LÉGENDE DES APPRÉCIATIONS SUR LES
ŒUVRES
- :
peu intéressant * :
assez bon ** :
bon *** :
excellent **** :
exceptionnel Appréciation d'une œuvre en plusieurs mouvements : ex
: Concerto (***/-/**)
Si l'intitulé de l'œuvre présente un lien, vous pouvez écouter un extrait |
BEACH-CHENEY Amy (1867-1944)
PIANO ORCHESTRE
Concerto ut # m 1900 (**/*/**/****)
Dans cette œuvre, à mon avis, d'intérêt
très variable, la compositrice américaine, à l'occasion du quatrième mouvement,
me semble égaler les meilleures productions du genre. Les trois premiers
mouvements contiennent des ébauches de motifs à peine esquissés qui ne
parviennent pas à leur aboutissement. Piano et orchestre se noient
réciproquement, me semble-t-il, dans une certaine confusion.
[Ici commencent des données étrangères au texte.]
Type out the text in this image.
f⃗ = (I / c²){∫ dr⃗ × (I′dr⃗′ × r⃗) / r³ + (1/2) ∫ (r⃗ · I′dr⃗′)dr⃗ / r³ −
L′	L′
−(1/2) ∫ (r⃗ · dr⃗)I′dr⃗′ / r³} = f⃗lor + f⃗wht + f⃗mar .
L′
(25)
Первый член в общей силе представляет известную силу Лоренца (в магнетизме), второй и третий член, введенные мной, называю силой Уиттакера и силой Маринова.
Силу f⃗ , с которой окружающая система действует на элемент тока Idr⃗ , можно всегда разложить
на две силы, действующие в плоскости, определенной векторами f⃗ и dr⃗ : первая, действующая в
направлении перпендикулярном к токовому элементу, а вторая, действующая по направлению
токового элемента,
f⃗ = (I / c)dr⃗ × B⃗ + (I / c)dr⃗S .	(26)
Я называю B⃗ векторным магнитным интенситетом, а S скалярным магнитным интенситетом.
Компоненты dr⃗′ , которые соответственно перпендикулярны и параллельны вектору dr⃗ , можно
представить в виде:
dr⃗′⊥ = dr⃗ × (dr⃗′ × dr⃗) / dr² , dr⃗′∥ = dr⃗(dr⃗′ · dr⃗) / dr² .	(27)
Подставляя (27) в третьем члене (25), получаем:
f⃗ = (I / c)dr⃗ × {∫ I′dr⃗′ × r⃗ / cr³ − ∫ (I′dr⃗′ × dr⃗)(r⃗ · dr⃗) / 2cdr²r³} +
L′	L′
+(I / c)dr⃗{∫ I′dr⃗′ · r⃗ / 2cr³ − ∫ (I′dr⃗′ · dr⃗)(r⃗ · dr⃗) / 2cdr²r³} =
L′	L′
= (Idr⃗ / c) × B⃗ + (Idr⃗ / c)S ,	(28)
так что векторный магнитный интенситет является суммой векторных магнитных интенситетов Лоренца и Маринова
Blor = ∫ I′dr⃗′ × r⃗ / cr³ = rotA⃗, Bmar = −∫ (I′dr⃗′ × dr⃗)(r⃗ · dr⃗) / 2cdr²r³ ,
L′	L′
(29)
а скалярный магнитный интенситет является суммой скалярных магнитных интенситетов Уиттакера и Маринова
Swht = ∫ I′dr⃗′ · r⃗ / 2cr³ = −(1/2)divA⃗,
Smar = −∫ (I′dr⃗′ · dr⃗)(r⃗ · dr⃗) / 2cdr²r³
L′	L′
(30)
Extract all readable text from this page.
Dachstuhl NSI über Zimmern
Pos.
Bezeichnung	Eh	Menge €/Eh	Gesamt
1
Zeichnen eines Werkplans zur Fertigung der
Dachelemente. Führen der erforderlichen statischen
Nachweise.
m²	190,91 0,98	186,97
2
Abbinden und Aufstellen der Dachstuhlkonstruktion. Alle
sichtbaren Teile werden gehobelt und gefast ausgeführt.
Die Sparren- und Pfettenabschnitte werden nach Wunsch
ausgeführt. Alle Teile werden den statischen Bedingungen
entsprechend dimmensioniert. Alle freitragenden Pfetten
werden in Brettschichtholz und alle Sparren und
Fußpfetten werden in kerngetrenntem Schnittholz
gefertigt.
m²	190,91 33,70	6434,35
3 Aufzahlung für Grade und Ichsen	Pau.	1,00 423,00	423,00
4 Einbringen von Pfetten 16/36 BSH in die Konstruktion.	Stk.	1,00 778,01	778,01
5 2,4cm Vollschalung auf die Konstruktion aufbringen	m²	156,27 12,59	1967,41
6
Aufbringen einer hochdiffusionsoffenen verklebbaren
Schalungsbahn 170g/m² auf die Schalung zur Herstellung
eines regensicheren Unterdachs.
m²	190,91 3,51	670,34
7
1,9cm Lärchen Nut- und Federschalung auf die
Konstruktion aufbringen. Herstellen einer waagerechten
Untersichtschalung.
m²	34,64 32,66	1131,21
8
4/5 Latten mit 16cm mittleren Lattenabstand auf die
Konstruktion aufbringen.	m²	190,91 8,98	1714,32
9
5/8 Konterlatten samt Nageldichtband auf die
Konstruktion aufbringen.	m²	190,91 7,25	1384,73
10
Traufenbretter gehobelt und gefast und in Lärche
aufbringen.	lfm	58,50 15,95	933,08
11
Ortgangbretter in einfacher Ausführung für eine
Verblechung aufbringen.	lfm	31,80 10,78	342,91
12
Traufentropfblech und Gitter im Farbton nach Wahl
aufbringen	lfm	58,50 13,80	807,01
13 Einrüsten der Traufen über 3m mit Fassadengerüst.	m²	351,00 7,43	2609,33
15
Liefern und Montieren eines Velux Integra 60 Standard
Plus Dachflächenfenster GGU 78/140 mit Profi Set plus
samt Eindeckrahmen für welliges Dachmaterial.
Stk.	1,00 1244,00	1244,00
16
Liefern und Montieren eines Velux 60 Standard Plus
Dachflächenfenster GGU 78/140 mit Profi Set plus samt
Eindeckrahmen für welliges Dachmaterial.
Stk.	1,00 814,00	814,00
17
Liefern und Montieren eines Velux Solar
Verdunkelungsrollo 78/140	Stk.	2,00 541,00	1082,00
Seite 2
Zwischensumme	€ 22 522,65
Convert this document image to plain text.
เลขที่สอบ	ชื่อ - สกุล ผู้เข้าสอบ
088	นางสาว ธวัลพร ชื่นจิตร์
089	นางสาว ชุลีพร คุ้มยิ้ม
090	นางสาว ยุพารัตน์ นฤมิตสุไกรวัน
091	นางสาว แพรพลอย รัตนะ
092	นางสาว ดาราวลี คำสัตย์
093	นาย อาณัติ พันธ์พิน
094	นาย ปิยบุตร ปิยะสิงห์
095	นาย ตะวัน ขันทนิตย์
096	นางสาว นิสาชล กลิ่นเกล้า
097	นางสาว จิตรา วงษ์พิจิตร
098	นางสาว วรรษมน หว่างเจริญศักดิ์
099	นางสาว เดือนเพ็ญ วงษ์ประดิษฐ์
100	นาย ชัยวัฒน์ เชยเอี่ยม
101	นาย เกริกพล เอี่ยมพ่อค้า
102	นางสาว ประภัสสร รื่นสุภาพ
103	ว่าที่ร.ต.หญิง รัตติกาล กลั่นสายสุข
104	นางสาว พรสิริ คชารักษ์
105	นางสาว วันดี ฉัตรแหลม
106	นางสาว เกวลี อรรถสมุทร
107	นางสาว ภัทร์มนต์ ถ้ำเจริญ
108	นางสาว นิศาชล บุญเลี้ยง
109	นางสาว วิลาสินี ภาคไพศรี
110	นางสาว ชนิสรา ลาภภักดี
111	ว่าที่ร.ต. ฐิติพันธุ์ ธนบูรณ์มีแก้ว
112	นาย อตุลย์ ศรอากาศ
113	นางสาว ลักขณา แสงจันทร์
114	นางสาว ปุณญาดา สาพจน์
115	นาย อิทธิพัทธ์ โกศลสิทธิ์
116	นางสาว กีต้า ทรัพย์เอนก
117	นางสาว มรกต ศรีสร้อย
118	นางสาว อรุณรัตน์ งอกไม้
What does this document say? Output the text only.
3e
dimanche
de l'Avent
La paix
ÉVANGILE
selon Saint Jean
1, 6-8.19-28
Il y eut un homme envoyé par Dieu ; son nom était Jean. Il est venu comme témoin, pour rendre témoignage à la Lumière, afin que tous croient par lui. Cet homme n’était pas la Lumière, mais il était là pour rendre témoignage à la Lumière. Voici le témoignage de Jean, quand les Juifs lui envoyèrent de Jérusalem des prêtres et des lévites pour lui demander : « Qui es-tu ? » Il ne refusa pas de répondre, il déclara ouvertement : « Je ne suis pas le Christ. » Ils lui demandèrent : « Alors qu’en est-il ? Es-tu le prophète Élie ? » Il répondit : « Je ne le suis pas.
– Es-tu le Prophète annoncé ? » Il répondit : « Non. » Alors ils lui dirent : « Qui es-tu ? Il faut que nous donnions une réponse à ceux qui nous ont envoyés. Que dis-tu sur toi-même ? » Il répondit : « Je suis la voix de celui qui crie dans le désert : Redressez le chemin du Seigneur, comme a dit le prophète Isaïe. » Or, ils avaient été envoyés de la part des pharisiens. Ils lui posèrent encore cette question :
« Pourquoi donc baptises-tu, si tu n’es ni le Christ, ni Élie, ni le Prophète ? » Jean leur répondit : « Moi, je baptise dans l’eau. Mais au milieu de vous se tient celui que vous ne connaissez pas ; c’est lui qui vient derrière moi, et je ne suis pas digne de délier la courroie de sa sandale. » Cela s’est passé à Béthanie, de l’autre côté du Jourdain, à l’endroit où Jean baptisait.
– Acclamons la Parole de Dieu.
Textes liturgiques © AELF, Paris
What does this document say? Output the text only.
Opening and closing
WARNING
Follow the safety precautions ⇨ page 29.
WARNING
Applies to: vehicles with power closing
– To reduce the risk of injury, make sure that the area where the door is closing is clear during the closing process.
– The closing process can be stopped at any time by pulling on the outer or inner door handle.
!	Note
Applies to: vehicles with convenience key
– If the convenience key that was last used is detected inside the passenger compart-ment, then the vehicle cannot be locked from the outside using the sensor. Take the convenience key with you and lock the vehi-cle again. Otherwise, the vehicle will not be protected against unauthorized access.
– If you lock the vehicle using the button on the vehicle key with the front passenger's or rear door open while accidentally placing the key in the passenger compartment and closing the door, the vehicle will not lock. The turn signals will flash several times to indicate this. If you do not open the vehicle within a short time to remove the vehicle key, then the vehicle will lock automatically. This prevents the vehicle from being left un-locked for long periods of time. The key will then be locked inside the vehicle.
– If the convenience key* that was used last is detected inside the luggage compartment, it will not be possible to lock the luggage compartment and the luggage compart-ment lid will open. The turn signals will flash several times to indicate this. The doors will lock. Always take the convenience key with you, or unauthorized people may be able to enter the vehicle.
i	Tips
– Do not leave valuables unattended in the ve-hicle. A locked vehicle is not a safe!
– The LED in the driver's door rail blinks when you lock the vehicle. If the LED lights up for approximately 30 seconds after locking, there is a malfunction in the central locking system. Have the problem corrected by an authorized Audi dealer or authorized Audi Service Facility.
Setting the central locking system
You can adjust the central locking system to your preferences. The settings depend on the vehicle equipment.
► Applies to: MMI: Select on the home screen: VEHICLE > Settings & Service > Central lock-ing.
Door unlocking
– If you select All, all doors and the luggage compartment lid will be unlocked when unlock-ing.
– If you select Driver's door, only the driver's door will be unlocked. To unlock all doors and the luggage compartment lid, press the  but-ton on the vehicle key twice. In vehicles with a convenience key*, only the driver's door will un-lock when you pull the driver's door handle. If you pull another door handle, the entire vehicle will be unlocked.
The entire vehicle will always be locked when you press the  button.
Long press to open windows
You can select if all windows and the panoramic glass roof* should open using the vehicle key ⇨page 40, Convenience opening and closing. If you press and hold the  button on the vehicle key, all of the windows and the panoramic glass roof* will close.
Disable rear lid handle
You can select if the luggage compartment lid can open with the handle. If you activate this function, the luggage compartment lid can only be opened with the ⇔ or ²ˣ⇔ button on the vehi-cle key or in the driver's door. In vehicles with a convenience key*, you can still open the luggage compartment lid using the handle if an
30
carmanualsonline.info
En revanche, le
dernier mouvement me paraît atteindre, à l'instar du concerto de Sgambati par
exemple, le maximum de complexité et de subtilité. On peut remarquer le passage
central pathétique rappelant le second mouvement du "Concerto n°2" de
Chopin. Outre cette influence, on décèle, dans les effets rhapsodiques, des
réminiscences de Dvorak, Busoni (Fantaisie indienne), de Mackeben (Concerto
pour piano), de Grofé (Concerto pour piano)...
BEETHOVEN Ludwig Van
(1770-1827)
ORCHESTRE
On considère que les symphonies
de Beethoven marquent l'avènement d'une conception nouvelle de la musique selon
laquelle le compositeur s'implique au travers d'un lyrisme intense. C'est sans
compter les précurseurs les plus avancés de l'école de Mannheim : Cannabich,
Kraus et surtout Dittersdorff. La nouveauté prétendument apportée par Beethoven
sur le plan purement symphonique, thématique, harmonique est totalement ruinée
par la comparaison avec les symphonies de Dittersdorff, notamment les
"Symphonies sur les métamorphoses d'Ovide" écrites quelque quinze
années avant la première de Beethoven. Néanmoins, il me semble que le créateur
de la "Pastorale" a composé le plus bel ensemble de symphonies jamais
écrites à ma connaissance, développant et généralisant les procédés thématiques
élaborés par ses prédécesseurs. La première symphonie semble baignée d'une lumière
sereine, limpide, légère, il faut sans doute y déplorer une trop grande
répétition des thèmes. La seconde exploite des contrastes plus puissants, le
ton y est nettement plus pathétique.
Avec le premier mouvement de la "Symphonie n°3", Beethoven
atteint certainement le plus haut degré de son art. Ses qualités mélodiques,
harmoniques éclatent en thèmes d'un pathétisme intense. La diversité des idées
me paraît témoigner d'une prodigieuse richesse inventive. Le caractère
impérieux, la recherche d'un surpassement imprègnent le premier mouvement.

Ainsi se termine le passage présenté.